Mit anderen Worten, beim Bergbau konnten nur noch ihr Fortkommen finden große Kapitalisten und Proletarier.
In demselben Maße, in dem die alten bergbauenden Markgenossen zu kapitalistischen Gewerken wurden, wurden die Knechte oder Knappen, mit denen die Markgenossen ehedem den Bergbau betrieben hatten, zu Lohnproletariern. Sie arbeiteten nicht mehr mit den Herren zusammen und lebten nicht mehr mit ihnen, in ihrem Haushalt, ihrer Familie, Freud’ und Leid mit ihnen theilend. Das patriarchalische Verhältniß hatte aufgehört. Oft kannten die Häuer kaum die Person des Kapitalisten, für den sie schanzten, etwa eines reichen Kaufmanns in einer fernen Stadt, der von der Bergarbeit keine Ahnung hatte.
Wohl war dort, wo der Bergbaubezirk aus der gemeinen Mark ausgeschieden und für „frei“ erklärt worden, damit für Jedermann, auch den Armen, theoretisch die Möglichkeit gegeben, ein Gewerke zu werden. Aber war dies unter den im vorhergehenden Kapitel beschriebenen Umständen schon für einen weniger besitzenden Burger riskirt, so für einen Besitzlosen thatsächlich unmöglich. Höchstens bot sich hier und da einem Steiger die Aussicht, so hoch emporzuklimmen.

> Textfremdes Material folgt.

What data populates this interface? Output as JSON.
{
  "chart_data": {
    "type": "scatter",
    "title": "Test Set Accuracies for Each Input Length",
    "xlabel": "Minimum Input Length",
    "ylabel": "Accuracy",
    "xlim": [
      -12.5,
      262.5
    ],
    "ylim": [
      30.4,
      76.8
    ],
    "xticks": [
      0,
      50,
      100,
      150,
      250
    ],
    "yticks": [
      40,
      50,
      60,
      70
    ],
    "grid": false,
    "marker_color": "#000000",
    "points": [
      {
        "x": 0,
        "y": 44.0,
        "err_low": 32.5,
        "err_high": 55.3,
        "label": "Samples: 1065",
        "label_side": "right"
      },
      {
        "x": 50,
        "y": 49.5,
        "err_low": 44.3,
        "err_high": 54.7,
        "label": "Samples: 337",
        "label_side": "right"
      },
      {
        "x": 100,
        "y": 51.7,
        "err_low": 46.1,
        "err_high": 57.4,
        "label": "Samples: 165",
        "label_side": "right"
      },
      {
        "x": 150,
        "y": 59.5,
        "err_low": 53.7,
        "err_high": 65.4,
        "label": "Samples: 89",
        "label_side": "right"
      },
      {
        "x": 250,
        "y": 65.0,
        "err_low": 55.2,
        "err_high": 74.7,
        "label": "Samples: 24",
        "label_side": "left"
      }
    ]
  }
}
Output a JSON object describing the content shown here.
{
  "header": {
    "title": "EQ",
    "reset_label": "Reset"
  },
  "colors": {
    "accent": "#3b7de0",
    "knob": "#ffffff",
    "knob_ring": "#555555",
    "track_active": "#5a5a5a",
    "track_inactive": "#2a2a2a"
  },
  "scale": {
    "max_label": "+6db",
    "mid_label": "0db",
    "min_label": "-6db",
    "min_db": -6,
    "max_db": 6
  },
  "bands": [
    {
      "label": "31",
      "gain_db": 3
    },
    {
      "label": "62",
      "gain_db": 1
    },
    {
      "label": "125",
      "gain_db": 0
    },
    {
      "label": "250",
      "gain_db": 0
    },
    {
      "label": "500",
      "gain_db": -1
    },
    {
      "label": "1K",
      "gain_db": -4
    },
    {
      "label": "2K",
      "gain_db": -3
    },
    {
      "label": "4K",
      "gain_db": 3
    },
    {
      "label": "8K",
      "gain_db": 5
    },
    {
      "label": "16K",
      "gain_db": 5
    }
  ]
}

Mit den heutigen Verhältnissen verglichen, war die Lage der Bergknappen zu Anfang des 16. Jahrhunderts allerdings keine ungünstige. Die tägliche Arbeitszeit, die Schichtendauer, betrug nach Agricola (4. Buch) in der Regel 7 Stunden. Die erste Schicht begann um 4 Uhr Morgens und dauerte bis 11 Uhr; die zweite dauerte von 12 bis 7 Uhr. Eine Nachtschicht (von 8 Uhr Abends bis 3 Uhr Morgels) wurde nur in Fällen dringender Noth gestattet. Kein Bergarbeiter darf zwei Schichten nacheinander thun, weil er sonst bei der Arbeit einschläft, „so er ob großer und harter Arbeit ist müd worden.“
Nicht blos an Sonn- und Feiertagen, sondern auch an Sonnabenden wurde gefeiert. Den letzteren Tag sollten die Berghäner benutzen, ihre Lebensbedürfnisse für die Woche einzukaufen. Die wöchentliche Arbeitszeit betrug also 35 Stunden – sie war noch kürzer, wenn ein Feiertag in die Woche fiel; und an denen war damals kein Mangel. Mitunter gab es aber noch kürzere Schichten, so in Kuttenberg und am Harz sechsstündige. [16]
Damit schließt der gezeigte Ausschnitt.